The Washington Redskins will be paying especially close attention to a United States Supreme Court hearing this week that could set precedent in the controversy over the team’s name.
The nation’s highest court will hear an argument regarding a case that’s six years old and could have wide-ranging ramifications on what happens with the Redskins.
According to the Associated Press (h/t ABC News), the court will hear opposing arguments regarding whether free speech supersedes perceived offensive trademarks in the eye of the federal government.
The case involves an Asian-American rock group called “The Slants,” whose trademark was denied by the U.S. Patent and Trademark Office back in 2011 due to its racially insentive name.
This has been a pretty big part of the entire Redskins’ debate.

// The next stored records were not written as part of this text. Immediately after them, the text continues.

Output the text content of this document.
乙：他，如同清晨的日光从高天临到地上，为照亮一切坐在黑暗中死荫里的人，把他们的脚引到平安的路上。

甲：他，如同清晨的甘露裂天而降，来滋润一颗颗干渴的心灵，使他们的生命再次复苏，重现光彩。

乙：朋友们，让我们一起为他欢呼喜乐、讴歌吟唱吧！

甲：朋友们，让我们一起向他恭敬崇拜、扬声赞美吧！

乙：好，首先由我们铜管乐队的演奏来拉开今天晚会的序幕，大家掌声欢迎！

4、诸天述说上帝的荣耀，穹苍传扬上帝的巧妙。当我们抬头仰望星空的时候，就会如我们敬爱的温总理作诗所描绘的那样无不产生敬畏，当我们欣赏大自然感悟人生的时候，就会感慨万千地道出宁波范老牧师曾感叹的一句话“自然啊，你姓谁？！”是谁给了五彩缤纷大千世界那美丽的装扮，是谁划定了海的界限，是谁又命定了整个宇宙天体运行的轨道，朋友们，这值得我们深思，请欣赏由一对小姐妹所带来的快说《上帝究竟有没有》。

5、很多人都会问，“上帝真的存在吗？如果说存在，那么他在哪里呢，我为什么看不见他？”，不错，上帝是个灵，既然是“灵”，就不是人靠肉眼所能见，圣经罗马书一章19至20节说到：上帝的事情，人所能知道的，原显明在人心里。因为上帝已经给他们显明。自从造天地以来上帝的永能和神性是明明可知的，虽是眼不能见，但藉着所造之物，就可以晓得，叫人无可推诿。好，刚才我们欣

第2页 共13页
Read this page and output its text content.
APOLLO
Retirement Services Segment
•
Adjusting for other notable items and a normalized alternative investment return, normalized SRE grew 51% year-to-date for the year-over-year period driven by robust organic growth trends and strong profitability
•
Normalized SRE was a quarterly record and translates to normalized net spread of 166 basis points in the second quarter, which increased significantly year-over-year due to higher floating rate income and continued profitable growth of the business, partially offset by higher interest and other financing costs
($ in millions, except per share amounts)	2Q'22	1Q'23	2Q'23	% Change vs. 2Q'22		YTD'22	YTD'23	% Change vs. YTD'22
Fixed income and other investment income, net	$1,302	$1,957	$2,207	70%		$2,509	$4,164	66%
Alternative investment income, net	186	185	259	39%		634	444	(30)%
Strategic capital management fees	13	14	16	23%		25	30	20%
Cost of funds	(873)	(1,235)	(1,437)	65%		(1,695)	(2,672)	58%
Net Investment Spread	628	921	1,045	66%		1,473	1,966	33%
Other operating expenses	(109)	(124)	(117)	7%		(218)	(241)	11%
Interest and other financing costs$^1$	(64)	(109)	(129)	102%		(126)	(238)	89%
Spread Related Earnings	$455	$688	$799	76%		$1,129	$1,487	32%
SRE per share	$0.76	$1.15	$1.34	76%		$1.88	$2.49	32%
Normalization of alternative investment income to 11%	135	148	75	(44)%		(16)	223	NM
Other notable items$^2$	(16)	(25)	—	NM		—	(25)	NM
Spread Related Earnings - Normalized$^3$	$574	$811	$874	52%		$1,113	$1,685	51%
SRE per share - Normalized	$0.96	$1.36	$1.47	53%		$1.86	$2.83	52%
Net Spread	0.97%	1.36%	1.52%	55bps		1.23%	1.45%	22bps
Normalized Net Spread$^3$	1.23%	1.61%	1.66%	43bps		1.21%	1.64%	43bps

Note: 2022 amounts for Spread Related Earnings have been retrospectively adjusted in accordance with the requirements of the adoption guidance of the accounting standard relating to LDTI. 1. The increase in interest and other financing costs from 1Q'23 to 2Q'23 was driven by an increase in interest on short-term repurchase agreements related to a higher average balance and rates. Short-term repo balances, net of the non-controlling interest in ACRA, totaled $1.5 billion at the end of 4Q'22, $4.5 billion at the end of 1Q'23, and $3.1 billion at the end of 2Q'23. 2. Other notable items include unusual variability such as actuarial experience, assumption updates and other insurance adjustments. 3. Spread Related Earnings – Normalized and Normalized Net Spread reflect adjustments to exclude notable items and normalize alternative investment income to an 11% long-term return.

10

No matter how offensive a name might be, some argue that the protection of free speech in the United States should supersede a fraction of the population that finds a specific name offensive.
This comes the same week that a president in Barack Obama, who believes the Redskins should change their name, will be replaced by a president-elect in Donald Trup whose opinion runs contrary to that of his political rival. It also comes with a seat on the Supreme Court remaining open after the death of Antonin Scalia. Ultimately, that could help sway in what direction SCOTUS rules.
As it is, this is most definitely something to keep an eye on behind the scenes. If precedence is set at the highest levels here, it will have wide-ranging ramifications on what happens with the Redskins and their name.